Schmatische Darstellung (links), isoliertes Mausgehirn mit sichtbarem Faden und Schlaganfallbereich (Mitte),  und Anfärbung des Schlaganfallbereiches und MRT-Aufnahmen (rechts).

Verhaltenstest: Rotarod

Kurz nach dem Schlaganfall leiden die Tiere unter Koordinationsstörungen und können sich schlecht auf dem Rad halten. Mit fortschreitendem Heilungsprozess lässt sich eine deutliche Verbesserung der Koordination beobachten.
 

Gewebeschnitt nach Schlaganfall

An Gewebeschnitten können viele verschiedene Färbungen durchgeführt werden. Hier ist eine Immunfluoreszensfärbung zu sehen. Intakte Nervenzellen sind lila angefärbt, Astrozyten grün.
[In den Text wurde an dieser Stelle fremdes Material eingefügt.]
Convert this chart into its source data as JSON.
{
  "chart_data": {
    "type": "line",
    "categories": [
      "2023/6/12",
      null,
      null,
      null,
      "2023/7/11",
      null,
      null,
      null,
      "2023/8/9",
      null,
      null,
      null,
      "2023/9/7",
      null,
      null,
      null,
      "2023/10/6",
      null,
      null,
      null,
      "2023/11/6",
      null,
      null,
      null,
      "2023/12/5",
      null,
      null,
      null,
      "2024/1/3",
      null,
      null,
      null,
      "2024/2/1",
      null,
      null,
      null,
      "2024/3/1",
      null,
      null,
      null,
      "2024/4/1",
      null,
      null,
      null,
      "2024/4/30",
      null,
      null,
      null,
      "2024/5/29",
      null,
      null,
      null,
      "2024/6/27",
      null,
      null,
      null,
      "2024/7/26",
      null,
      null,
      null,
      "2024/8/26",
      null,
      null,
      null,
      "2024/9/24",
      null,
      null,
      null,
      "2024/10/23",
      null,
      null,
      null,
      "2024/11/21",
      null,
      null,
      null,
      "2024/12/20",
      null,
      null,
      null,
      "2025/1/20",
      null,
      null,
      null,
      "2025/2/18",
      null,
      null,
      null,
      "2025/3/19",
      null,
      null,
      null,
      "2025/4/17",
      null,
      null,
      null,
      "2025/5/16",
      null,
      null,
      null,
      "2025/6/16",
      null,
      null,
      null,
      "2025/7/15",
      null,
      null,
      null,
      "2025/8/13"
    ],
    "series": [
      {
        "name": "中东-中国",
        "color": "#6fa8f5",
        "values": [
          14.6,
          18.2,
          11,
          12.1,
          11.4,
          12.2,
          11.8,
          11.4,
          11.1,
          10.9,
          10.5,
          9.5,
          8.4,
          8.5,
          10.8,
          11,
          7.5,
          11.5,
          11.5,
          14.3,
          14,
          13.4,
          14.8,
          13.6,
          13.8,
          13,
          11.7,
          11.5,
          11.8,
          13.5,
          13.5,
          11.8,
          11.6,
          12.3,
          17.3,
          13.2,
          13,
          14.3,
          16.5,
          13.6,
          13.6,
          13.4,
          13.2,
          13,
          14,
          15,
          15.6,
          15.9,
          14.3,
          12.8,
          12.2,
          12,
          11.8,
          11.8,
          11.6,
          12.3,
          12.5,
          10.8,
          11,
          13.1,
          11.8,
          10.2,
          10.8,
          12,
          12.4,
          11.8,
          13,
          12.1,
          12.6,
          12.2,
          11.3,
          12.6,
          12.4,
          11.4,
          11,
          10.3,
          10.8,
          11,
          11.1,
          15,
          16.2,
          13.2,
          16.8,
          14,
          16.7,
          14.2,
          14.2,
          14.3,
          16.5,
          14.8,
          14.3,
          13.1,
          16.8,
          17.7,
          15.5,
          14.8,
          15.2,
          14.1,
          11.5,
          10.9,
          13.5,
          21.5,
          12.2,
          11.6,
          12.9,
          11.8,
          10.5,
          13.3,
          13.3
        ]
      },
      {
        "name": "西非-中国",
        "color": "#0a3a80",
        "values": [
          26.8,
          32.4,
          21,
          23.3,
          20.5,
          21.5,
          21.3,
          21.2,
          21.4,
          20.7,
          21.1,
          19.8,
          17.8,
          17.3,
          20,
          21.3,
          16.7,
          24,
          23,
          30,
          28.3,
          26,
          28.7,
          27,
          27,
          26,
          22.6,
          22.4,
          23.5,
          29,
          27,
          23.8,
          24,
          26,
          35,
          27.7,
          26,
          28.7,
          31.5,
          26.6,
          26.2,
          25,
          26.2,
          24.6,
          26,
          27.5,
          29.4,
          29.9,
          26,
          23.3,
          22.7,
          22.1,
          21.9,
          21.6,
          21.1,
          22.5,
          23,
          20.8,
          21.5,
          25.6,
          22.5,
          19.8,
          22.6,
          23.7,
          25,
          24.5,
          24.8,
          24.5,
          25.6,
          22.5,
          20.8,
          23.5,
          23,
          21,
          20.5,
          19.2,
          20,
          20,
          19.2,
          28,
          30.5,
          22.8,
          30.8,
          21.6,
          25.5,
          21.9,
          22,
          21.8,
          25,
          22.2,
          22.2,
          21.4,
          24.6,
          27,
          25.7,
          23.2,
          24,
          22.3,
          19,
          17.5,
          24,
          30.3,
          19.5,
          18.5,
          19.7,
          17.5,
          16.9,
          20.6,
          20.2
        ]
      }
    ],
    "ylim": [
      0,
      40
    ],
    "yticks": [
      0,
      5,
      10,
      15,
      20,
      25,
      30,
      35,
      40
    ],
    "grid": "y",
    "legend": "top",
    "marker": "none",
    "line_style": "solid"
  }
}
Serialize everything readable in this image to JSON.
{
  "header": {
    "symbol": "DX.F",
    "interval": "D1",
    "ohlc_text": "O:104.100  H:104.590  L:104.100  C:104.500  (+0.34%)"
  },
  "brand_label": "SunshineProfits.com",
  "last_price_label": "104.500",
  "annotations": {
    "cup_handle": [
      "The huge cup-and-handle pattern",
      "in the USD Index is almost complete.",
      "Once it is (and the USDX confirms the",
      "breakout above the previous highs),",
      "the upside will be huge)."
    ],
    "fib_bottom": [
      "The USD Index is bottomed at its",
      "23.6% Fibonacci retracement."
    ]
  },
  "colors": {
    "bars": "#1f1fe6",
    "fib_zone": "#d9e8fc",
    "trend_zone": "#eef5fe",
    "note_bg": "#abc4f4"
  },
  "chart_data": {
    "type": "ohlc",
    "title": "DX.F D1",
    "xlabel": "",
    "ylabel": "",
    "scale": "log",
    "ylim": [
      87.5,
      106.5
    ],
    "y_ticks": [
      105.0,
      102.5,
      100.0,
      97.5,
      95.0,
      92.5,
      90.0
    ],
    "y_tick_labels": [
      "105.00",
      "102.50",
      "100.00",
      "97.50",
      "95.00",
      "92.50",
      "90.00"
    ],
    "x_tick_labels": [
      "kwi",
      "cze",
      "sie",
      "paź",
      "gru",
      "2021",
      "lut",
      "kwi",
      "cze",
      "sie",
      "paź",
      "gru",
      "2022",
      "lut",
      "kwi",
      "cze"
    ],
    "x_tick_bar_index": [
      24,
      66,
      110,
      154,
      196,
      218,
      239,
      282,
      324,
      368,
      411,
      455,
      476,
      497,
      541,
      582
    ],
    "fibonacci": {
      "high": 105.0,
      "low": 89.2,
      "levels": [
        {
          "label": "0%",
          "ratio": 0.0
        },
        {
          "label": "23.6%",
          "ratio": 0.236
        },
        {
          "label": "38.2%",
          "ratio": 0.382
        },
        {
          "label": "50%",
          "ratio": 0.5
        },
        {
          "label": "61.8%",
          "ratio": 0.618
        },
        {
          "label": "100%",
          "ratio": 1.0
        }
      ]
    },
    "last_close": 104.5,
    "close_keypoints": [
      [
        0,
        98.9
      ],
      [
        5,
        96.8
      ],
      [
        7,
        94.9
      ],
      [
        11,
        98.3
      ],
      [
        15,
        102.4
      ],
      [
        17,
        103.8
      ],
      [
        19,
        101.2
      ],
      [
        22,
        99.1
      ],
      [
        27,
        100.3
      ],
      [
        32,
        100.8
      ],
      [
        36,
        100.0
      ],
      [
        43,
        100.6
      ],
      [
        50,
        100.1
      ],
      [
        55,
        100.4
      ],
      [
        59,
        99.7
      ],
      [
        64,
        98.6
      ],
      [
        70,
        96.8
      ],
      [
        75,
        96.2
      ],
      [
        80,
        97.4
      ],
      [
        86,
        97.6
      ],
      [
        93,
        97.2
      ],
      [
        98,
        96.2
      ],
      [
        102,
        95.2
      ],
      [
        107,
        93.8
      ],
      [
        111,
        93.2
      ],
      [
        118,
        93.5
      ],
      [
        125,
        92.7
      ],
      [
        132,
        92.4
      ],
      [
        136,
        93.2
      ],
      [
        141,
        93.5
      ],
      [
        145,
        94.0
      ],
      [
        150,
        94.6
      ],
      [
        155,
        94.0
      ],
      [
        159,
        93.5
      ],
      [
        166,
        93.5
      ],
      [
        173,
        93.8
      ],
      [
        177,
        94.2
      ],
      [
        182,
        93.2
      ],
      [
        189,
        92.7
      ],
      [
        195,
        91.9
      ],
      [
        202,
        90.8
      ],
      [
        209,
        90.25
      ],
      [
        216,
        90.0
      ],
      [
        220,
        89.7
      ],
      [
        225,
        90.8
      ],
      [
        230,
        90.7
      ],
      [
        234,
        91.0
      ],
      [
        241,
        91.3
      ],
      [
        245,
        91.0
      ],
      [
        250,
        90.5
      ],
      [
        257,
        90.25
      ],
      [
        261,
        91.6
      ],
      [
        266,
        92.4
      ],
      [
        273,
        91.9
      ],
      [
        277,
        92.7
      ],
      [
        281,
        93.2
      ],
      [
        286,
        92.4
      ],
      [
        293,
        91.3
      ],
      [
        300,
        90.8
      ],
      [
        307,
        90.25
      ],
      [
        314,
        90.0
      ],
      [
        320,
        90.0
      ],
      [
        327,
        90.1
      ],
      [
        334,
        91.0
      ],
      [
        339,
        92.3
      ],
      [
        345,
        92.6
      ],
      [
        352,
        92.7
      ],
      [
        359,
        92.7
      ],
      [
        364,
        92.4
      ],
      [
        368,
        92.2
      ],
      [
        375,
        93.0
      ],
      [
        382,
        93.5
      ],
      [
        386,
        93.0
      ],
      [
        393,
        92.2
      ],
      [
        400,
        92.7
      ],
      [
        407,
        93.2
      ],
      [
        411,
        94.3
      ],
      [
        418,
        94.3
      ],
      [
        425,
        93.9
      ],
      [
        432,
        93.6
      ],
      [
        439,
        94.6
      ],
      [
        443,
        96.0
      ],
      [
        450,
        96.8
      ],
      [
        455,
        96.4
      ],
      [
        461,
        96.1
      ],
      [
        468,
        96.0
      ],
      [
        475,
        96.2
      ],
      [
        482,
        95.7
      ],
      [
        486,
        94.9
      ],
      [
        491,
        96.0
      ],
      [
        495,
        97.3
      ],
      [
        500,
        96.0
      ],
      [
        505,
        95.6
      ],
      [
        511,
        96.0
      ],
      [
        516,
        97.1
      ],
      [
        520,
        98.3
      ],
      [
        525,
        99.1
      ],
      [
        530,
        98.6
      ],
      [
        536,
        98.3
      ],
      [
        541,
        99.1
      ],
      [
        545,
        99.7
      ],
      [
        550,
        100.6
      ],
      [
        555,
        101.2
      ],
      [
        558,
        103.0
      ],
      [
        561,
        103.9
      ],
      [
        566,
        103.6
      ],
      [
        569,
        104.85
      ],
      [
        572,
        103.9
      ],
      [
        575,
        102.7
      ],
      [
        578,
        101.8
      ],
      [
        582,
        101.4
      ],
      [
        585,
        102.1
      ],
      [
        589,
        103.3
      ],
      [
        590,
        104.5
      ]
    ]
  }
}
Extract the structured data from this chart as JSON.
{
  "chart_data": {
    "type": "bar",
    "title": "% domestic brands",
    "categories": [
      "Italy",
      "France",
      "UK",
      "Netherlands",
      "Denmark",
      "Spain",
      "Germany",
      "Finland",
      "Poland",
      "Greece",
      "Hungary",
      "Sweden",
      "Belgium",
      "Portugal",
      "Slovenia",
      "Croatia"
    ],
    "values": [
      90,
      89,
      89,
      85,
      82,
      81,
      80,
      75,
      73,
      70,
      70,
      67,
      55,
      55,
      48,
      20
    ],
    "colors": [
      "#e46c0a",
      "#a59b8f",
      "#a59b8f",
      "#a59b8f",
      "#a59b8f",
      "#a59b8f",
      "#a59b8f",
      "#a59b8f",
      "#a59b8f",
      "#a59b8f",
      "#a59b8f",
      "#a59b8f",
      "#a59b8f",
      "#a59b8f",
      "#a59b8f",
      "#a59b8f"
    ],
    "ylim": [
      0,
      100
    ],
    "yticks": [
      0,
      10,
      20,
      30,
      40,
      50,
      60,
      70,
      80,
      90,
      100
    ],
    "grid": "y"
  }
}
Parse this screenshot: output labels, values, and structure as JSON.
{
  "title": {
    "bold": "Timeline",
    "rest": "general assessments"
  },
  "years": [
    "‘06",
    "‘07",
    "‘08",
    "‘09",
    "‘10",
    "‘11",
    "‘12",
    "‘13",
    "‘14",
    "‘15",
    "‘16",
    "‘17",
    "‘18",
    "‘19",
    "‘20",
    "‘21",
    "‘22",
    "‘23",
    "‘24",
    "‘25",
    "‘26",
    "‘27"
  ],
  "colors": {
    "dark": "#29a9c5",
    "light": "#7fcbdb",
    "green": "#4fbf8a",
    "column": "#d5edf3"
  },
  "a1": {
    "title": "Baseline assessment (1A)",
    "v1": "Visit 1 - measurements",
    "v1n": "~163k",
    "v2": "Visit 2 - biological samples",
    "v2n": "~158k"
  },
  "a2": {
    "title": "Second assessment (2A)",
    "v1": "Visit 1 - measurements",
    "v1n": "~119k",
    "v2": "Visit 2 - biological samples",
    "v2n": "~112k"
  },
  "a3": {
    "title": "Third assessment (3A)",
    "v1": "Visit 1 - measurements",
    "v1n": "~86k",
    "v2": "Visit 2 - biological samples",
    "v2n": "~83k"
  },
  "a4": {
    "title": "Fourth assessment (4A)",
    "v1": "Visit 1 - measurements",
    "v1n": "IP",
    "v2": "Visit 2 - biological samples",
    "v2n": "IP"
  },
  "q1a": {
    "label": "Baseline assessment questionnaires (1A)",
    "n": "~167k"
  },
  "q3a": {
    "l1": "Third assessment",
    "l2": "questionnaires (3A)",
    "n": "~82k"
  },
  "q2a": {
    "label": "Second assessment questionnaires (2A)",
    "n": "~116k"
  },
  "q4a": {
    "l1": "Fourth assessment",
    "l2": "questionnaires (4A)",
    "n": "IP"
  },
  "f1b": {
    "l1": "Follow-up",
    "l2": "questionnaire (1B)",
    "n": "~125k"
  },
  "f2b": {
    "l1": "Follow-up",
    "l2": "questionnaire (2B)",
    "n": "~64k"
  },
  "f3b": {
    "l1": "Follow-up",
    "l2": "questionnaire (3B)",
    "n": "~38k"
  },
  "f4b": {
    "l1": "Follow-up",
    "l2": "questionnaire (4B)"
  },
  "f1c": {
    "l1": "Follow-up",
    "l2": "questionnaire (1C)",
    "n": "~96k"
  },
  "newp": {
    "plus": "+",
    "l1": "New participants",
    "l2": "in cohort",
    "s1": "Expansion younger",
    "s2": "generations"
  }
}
Diagnostik mittels Durchflusszytometrie

Es wurden Zellen aus dem Gehirn isoliert, die an der Heilung des Schlaganfalls beteiligt sind. Jeder Punkt steht für eine Zelle. Mit Antikörperfärbungen lassen sich bestimmte Zelltypen unterteilen und bezüglich ihrer Funktion untersuchen.

Sauerstoff- und Zucker-Entzug bei Zellen (englisch: OGD = Oxygen Glucose Deprivation)

Hierbei handelt es sich um Experimente mit Zellkulturen und somit um eine Ergänzungsmethode bzw. Ersatzmethode zum Tierversuch. Neuronale Zellen werden in einem zuckerreduzierten Medium bei gleichzeitigem Sauerstoffentzug für eine bestimmte Zeit kultiviert um die schlaganfallbedingte Unterversorgung der Neurone zu simulieren. Je nach Länge der Inkubationszeit sterben die Zellen oder sind lediglich geschwächt. Je nach Fragestellung kann nun ein Stoff oder eine andere Zellart hinzugefügt werden. Ausgewertet wird die Zellzahl, der Anteil toter Zellen oder die Reaktion der Zellen mittels Antikörperfärbungen von spezifischen Proteinen, PCR, Western Blot, ELISA u.w.